L’Erodion e la tomba di Erode nel deserto

L’Erodion fu identificato la prima volta con certezza nel 1838 dallo studioso americano Edward Robinson.

Dopo aver scalato la montagna e paragonato le sue osservazioni con quelle dello storico ebreo-romano Giuseppe Flavio del primo secolo, Robinson giunse alla conclusione che tutti quei dettagli non lasciavano dubbi che fosse l’Erodion, dove il tiranno giudeo trovò il suo ultimo riposo.

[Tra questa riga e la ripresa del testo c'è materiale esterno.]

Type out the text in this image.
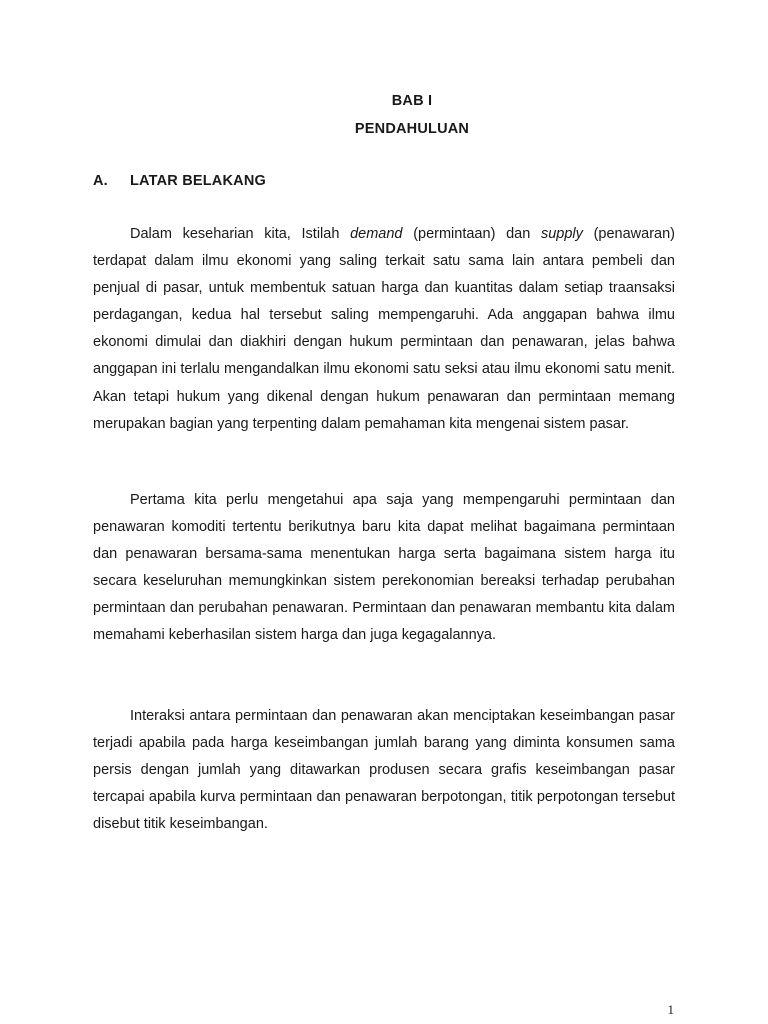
BAB I
PENDAHULUAN
A. LATAR BELAKANG

Dalam keseharian kita, Istilah demand (permintaan) dan supply (penawaran) terdapat dalam ilmu ekonomi yang saling terkait satu sama lain antara pembeli dan penjual di pasar, untuk membentuk satuan harga dan kuantitas dalam setiap traansaksi perdagangan, kedua hal tersebut saling mempengaruhi. Ada anggapan bahwa ilmu ekonomi dimulai dan diakhiri dengan hukum permintaan dan penawaran, jelas bahwa anggapan ini terlalu mengandalkan ilmu ekonomi satu seksi atau ilmu ekonomi satu menit. Akan tetapi hukum yang dikenal dengan hukum penawaran dan permintaan memang merupakan bagian yang terpenting dalam pemahaman kita mengenai sistem pasar.

Pertama kita perlu mengetahui apa saja yang mempengaruhi permintaan dan penawaran komoditi tertentu berikutnya baru kita dapat melihat bagaimana permintaan dan penawaran bersama-sama menentukan harga serta bagaimana sistem harga itu secara keseluruhan memungkinkan sistem perekonomian bereaksi terhadap perubahan permintaan dan perubahan penawaran. Permintaan dan penawaran membantu kita dalam memahami keberhasilan sistem harga dan juga kegagalannya.

Interaksi antara permintaan dan penawaran akan menciptakan keseimbangan pasar terjadi apabila pada harga keseimbangan jumlah barang yang diminta konsumen sama persis dengan jumlah yang ditawarkan produsen secara grafis keseimbangan pasar tercapai apabila kurva permintaan dan penawaran berpotongan, titik perpotongan tersebut disebut titik keseimbangan.

1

L’osservazione di Robinson fu confermata verso la fine del medesimo secolo da Conrad Schick, il famoso architetto e archeologo tedesco che condusse ampi sopralluoghi a Gerusalemme e nelle zone circostanti.

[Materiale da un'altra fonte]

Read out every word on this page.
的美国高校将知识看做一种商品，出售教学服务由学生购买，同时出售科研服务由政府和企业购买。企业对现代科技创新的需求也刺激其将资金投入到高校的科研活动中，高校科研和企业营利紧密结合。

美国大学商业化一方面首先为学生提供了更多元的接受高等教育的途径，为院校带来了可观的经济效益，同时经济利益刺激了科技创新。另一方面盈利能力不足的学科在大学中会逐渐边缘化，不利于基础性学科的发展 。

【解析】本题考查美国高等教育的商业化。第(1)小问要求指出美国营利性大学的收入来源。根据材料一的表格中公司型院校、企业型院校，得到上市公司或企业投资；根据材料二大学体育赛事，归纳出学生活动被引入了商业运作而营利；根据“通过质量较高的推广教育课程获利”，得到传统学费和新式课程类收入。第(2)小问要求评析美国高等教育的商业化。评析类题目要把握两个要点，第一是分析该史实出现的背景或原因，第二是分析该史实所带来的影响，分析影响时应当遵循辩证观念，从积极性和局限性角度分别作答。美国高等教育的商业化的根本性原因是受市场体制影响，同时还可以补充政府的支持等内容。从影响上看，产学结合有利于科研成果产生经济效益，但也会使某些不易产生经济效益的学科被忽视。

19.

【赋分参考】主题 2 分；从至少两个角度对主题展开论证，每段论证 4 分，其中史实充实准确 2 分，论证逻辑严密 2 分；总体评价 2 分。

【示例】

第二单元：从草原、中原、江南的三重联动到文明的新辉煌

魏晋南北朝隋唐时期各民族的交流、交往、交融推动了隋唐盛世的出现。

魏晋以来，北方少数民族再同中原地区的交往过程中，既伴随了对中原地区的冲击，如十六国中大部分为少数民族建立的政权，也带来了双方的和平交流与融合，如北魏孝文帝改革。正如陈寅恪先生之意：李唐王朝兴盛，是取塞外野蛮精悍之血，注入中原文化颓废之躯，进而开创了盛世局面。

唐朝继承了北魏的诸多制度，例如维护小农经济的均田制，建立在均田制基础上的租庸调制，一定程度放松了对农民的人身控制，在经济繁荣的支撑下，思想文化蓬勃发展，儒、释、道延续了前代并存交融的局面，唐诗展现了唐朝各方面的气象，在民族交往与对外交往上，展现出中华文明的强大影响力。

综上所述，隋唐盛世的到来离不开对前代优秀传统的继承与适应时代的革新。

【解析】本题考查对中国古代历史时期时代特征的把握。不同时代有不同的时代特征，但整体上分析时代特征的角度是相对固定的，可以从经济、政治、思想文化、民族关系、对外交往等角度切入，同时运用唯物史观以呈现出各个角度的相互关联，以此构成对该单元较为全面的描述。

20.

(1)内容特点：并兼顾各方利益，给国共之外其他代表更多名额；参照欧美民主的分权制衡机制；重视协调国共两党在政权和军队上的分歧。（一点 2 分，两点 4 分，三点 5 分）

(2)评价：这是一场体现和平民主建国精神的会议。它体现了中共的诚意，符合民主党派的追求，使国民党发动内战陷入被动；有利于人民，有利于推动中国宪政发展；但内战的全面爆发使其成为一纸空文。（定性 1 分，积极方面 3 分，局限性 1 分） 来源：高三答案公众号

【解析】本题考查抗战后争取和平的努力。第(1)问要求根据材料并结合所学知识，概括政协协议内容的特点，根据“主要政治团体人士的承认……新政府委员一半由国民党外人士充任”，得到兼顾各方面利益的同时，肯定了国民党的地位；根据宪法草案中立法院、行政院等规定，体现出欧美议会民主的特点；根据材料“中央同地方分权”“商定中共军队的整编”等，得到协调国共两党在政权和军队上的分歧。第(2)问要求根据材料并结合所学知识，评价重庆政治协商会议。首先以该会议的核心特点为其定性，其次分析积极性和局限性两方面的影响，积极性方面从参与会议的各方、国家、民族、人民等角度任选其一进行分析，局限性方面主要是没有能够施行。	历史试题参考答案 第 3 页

Dove il re con precisione fu sepolto Giuseppe Flavio non lo dice.

Alla fine del 1800 la tomba di Erode è diventata uno dei trofei più contesi dell’archeologia biblica, e per più di un secolo gli archeologi perlustrarono la zona. Infine, nel 2007, Ehud Netzer della Hebrew University ha annunciato che dopo 35 anni di scavi archeologici e di ricerche ha trovato il luogo dove riposa Erode.

Jodi Magness, archeologa del Dipartimento di Studi Religiosi dell’Università del Nord Carolina a Chapel Hill, che ha scavato in altri siti dove sovrintendeva ai progetti di costruzione, ha dichiarato che in termini di ampiezza, qualità di decorazione e importanza di posizione, è difficile pensare ad ogni altra conclusione. Ken Holum, archeologo e storico dell’Università del Maryland, che ha curato la mostra itinerante smithsoniana “Il Sogno del Re Erode”, suggerisce di essere prudenti quando non c’è un’iscrizione che identifica o altri dettagli espliciti, anche se personalmente crede che Netzer abbia davvero scoperto la tomba di Erode.

L’Erodion non è solo un sito archeologico attivo ma anche, dalla fine degli anni ‘60, un parco nazionale.

All’inizio degli anni ‘80, prima che la prima intifada tramutasse la West Bank in campo di battaglia, Erodion attraeva circa 250.000 persone l’anno.

Ai piedi della montagna i resti di un complesso reale, conosciuto come la parte bassa dell’Erodion, si estendono per quasi 40 acri. Le abitazioni, i giardini e le stalle sono scomparsi ; la struttura più riconoscibile è un’immensa piscina, che misura 78,50 m 53,50 m, abbellita con un blocco centrale sporgente.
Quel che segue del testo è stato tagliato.